According to the U.S. Department of Agriculture (USDA), recent wet weather and cold temperatures affected several regional crops, particularly winter crops in Alabama and Georgia. Meanwhile, Florida's vegetable, sugarcane, and citrus growers suffered minor losses as a result of the winter freeze.
According to recent USDA estimates, poultry production in 2010 will be flat or up only slightly from 2009, limited by uncertainties in domestic and global markets. Exports are forecast to be constrained by recently announced quotas and restrictions from Russia and uncertainties in U.S. trade relations with China. Russia and China are two of the nation's top poultry export markets. Fortunately, higher export sales to Cuba, Taiwan, Central America, and other countries have helped offset reduced sales.
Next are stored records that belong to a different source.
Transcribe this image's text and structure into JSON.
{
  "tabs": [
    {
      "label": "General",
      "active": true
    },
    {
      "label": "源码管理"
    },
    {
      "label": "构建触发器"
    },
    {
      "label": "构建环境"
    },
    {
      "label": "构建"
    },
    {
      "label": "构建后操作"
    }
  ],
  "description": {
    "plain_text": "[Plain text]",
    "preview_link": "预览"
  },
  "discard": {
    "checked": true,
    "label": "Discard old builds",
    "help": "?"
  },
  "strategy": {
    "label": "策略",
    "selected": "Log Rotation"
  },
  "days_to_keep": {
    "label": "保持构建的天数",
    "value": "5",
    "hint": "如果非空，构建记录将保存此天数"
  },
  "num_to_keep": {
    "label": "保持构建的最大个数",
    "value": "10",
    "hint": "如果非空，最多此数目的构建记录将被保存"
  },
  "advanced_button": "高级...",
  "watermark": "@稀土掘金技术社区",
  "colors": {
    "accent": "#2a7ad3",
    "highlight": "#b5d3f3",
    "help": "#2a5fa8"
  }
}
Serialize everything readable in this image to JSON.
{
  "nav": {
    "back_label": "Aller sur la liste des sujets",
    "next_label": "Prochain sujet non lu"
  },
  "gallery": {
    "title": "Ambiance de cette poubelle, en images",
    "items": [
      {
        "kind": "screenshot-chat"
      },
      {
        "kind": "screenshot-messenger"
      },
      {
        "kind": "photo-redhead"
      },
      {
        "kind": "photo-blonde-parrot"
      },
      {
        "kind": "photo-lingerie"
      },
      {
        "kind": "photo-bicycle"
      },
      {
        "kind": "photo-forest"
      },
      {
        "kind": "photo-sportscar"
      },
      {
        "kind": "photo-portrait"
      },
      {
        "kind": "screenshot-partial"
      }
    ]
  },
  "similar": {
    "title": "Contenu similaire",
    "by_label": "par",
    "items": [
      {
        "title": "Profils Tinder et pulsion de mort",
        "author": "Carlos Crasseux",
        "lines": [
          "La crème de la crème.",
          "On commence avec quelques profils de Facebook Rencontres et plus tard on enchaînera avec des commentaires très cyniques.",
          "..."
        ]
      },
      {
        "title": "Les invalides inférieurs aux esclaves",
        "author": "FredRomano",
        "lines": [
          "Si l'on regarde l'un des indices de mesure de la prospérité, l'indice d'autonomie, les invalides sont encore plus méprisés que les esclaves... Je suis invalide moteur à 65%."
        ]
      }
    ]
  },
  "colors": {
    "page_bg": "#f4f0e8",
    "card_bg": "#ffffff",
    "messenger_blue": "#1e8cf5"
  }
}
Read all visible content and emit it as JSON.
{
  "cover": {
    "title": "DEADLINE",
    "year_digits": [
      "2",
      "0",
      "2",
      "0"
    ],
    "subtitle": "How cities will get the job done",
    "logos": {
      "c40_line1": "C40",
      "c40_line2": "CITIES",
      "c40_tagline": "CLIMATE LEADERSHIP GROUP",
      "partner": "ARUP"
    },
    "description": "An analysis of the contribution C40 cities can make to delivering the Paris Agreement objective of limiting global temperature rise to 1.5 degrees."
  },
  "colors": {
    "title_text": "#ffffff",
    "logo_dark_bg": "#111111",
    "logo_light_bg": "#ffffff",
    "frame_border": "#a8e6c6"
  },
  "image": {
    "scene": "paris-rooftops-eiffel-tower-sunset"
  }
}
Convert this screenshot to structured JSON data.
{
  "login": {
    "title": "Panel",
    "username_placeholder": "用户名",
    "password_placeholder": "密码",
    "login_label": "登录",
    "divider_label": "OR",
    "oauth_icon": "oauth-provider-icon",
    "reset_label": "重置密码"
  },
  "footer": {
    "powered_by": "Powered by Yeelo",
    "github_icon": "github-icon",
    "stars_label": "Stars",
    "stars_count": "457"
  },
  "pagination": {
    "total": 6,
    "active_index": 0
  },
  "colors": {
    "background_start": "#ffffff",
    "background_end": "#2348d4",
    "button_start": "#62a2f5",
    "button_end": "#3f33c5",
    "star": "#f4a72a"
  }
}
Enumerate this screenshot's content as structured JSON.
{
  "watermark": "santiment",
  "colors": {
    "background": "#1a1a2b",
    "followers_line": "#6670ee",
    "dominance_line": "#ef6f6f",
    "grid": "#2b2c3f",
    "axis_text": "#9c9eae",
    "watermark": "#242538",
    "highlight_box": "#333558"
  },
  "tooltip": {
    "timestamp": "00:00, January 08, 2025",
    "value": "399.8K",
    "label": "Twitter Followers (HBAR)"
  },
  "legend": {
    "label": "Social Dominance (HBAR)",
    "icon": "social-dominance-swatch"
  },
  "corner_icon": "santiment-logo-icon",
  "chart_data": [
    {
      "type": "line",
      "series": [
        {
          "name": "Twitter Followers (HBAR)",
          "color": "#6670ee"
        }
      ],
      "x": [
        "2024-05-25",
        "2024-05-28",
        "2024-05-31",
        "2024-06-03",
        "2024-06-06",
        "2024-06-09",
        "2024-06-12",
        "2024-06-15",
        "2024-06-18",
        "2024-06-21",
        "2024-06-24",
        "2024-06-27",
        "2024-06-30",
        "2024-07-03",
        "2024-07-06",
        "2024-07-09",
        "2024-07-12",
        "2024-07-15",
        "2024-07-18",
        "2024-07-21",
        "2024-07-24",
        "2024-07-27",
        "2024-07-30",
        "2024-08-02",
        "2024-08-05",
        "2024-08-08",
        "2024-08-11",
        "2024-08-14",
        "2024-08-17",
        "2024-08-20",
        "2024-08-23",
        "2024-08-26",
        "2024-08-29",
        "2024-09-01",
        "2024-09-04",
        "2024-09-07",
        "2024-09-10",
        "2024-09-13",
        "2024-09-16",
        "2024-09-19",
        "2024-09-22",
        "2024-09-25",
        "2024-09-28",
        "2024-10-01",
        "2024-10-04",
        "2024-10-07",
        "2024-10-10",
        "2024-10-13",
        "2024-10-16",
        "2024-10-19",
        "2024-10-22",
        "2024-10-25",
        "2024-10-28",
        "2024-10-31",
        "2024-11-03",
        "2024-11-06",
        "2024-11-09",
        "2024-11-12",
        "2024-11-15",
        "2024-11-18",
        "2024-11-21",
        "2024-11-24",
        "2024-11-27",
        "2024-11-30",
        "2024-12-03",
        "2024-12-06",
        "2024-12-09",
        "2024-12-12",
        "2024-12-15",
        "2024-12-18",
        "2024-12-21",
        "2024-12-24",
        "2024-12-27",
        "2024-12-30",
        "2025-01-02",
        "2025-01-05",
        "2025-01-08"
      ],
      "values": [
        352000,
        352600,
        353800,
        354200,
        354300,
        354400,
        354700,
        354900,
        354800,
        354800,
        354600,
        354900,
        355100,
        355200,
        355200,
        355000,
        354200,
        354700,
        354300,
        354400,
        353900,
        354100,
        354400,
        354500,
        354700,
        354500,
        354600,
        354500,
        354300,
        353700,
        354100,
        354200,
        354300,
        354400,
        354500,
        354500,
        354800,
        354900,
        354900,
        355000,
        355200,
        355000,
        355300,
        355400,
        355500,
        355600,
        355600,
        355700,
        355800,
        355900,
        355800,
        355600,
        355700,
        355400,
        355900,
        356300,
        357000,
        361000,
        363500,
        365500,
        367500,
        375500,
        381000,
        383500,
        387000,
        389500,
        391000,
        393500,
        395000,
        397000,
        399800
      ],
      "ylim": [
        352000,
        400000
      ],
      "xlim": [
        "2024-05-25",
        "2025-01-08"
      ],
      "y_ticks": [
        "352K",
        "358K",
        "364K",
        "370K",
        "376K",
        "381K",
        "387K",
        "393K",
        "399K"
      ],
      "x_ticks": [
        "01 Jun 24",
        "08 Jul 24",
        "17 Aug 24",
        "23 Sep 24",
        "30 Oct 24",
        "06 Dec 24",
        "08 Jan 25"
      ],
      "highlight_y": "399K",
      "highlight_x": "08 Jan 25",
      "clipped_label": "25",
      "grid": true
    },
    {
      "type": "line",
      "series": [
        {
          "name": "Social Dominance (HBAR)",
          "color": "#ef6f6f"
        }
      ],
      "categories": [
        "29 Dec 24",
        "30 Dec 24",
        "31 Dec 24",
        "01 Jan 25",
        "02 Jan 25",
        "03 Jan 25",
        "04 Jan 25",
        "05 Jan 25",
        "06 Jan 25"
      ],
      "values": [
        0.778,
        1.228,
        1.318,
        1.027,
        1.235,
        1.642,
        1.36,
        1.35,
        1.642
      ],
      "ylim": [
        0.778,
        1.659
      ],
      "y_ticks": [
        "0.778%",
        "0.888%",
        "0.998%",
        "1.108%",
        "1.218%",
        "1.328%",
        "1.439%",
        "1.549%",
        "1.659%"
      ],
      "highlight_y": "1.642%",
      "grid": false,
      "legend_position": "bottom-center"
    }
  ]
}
According to the USDA, despite recent crop damage, the value of the region's cotton crop in 2009 was 22 percent higher than in 2008 mainly because of higher prices and higher yields. Mississippi, affected by bad weather, was the only District state to post lower production values in 2009. According to a University of Georgia economist, cotton acreage is likely to increase in 2010 because of a tightening of world supplies and a recovery in demand.
Prices paid to cotton farmers rose steadily during most of 2009, staying above 60 cents per pound in January, and close to peak prices last seen in late 2003 and 2008. USDA economists reported that demand for U.S. cotton should increase because of expected higher mill usage in major textile-producing countries.
The USDA revised Florida's citrus crop estimates down 4 percent in February as the state's citrus growers endured eight straight days of below-freezing temperatures that caused losses of orange and grapefruit crops. Orange prices continued to weaken through January because of soft consumer demand and competition from imported citrus.